Muratpaşa Masaj Salonu Hizmeti

Muratpaşa Masaj Salonu

“Dört.” Øystein başını salladı. Durmaksızın ve hızlı hızlı. Adam tabancaı kaldırdı. Muratpaşa Masaj Salonu “Torpido gözünde, ” dedi nefes nefese. “Onu orada tutmamı ve çalarsa açmamamı söylemiş oldu. O da benimkini aldı.” “Ben telefonlarla ilgilenmiyorum, ” dedi adam. “Harry Hole’un nerede bulunduğunu öğrenmek isterim.” “Bilmiyorum. Bana bir şey söylemedi. Hayır, söyledi. Başka bir şey bilmezsem bunun ikimiz için de çok iyi olacağını söylemiş oldu.” “gerçek dışı söylemiş, ” dedi adam. Kelimeler ağzından yavaş ve sakin bir şekilde çıkmıştı ve Øystein adam kızgın mı yoksa dalga mı geçiyor bir türlü anlayamıyordu. “bir tek kendi için iyi,

Eikeland.

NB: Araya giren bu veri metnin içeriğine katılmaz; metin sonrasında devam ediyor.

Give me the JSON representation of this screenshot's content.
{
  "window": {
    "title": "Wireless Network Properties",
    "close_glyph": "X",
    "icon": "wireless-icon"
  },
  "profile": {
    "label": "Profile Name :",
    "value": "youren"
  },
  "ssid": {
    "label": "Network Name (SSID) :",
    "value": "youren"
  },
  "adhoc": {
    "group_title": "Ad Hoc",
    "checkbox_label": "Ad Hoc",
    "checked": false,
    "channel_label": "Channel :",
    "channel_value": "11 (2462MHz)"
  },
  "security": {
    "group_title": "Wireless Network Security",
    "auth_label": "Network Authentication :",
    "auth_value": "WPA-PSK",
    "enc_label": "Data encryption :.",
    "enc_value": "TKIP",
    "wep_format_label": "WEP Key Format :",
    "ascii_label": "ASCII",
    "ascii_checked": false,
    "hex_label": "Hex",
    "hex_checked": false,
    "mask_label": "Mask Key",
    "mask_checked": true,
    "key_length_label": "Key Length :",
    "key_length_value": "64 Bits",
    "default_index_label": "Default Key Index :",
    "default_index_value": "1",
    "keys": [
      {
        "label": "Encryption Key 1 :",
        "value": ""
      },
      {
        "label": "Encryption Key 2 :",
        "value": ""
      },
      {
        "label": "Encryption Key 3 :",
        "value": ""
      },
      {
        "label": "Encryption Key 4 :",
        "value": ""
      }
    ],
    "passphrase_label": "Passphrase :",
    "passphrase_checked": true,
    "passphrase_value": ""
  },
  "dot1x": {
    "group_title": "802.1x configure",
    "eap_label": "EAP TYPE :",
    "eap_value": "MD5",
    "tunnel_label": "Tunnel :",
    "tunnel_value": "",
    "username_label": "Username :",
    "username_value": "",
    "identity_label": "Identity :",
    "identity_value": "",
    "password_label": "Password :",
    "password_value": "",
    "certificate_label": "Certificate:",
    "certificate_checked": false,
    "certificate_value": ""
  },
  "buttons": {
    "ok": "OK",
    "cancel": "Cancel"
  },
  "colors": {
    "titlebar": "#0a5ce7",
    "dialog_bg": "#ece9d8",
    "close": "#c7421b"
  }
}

Senin için değil.” Øystein’in yanağındaki soğuk namlu sanki bir kor parçası şeklinde geliyordu. “Bir dakika! Harry bir şey daha söyledi. Şimdi hatırladım. Galiba kendi yerinde saklanacağını söylemişti.” Kelimeler Øystein’in ağzından dökülüvermişti; sanki daha tam söylemeden ağzından çıkmışlardı. “Oraya gittik, geri zekalı, ” dedi adam. “Yaşadığı yerde değil. Büyüdüğü yerde, Oppsal’da.” Adam güldü ve Øystein burun deliğine dayanan silahtan acıyla yüzünü buruşturdu. “Son birkaç saattir telefonunu izliyoruz,

Muratpaşa Masaj Salonu

Eikeland. Onun şehrin hangi bölgesinde olduğunu biliyoruz. Oppsal değil. Asılsız söylüyorsun: ve işte gerçek bu. Ya da öteki bir ifadeyle: beş.” Bip sesi duyuldu. Øystein gözlerini sıkı sıkı kapattı. Bip sesi kesilmedi. Yoksa ölmüş müydü? Bip sesleri nihayetinde melodiye dönüştü. Purple Rain. Prince. Ses cep telefonu melodisiydi. “Evet, ne var?” diye sordu arkasındaki adam. Øystein cesaret edip de gözlerini açamıyordu. “Sualtı’nda mı? Saat beşte, öyle mi? Tamam, bütün çocukları topla. Derhal geliyorum.”Øystein arka koltuktan gelen seslere kulak kesilmişti. Saati yaklaşmıştı. Bir kuşun ötüşü duyuluyordu. Güzel ve tiz bir ses. Ne kuşu bulunduğunu bile bilmiyordu. Oysa bilmeliydi. Artık asla bilemeyecekti. Ve omzunda bir el hissetti. Øystein tereddüt ederek gözlerini açtı ve dikiz aynasına baktı. Adam beyaz dişleriyle sırıttı ve sesinde yine aynı neşeli tonla: “Şehir merkezine. Haydi bas gaza!” PAZARTESİ. BULUT. Rakel irkilerek gözlerini açtı. Kalbi küt küt atıyordu. Uyumuştu. Frogner açık yüzme havuzunun içinde yüzen çocukların cıvıldayan seslerini dinliyordu. Genzinde acımtırak bir çimen kokusu vardı ve sıcaklık sırtını saran kalın bir yorgan gibiydi.